You're one to talk, being unrated and all

for (int i=0; i<(1<<n); i++) {
        vector<int>subset
        for (int j=0; j<n; j++) {
            if (i&(1<<j)) {
                subset.push_back(j);
            }
        }
    }

That's the most efficient way, $$$O(N \cdot 2^N)$$$ is the theoretical limit, because you have to print out $$$N \cdot 2^{N-1}$$$ numbers total (each number is part of $$$2^{N-1}$$$ subsets).

But the thing about this recursive approach is it's slower to write in a competition. So what many people (including me) do is use binary numbers:

You have an array $$$a$$$ with length $$$n$$$. Generate all binary strings of length $$$n$$$, and call the $$$i$$$'th one $$$b_i$$$. Generate the subset by including the $$$j$$$'th number if the $$$j$$$'th bit of $$$i$$$ (or the $$$j$$$'th character of $$$b_i$$$) is a $$$1$$$. This technique is commonly called a bitmask.

I believe that although this way has the same time complexity, $$$O(N \cdot 2^N)$$$, it has a lower constant factor than the recursive approach.

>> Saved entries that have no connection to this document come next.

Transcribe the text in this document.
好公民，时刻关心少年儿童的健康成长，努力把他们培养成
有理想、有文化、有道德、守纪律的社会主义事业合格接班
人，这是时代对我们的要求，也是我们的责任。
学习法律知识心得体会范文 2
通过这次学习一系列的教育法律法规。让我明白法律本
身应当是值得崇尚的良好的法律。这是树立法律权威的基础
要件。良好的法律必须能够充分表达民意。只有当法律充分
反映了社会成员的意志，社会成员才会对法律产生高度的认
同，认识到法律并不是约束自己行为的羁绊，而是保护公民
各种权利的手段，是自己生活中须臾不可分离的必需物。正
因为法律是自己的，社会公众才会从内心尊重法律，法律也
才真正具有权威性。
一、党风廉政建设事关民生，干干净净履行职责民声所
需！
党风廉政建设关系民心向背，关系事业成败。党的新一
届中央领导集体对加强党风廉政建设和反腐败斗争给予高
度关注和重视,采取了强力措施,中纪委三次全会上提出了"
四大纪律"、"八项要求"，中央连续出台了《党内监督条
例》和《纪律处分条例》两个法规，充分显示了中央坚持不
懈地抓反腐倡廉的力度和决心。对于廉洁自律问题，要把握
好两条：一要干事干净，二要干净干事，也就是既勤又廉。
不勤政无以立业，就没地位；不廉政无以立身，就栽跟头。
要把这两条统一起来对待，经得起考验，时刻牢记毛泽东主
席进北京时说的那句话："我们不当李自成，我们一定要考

// !(mask >> N) checks that the N'th bit isn't set
// Because if it is, that means we have already
// checked all possible subsets and can stop now.
for (int mask = 0; !(mask >> N); mask++) {
    for (int j = 0; j < N; j++)
        if ((mask >> j) & 1)
            cout << a[j] << ' ';
    cout << '\n';
}

PS: Bitmasks are often useful if you're partitioning an array into two disjoint arrays, so a $$$0$$$ at position $$$i$$$ means $$$a_i$$$ goes into the first array, and a $$$1$$$ means $$$a_i$$$ goes into the second array.

it doesn't return to, it's another stack of recursions

this code works as follows:

either an element comes or doesn't, in the else part, it handles when we haven't visited every element, the first 2 lines of the else part are when it comes, and the second 2 lines are when it doesn't. bcuz of the way recursion(in total stack memory) works, it starts drawing it from above, not equally every where, so it first finishes writing 123, then goes to the last time it got branched and solves there etc

it's just understanding recursions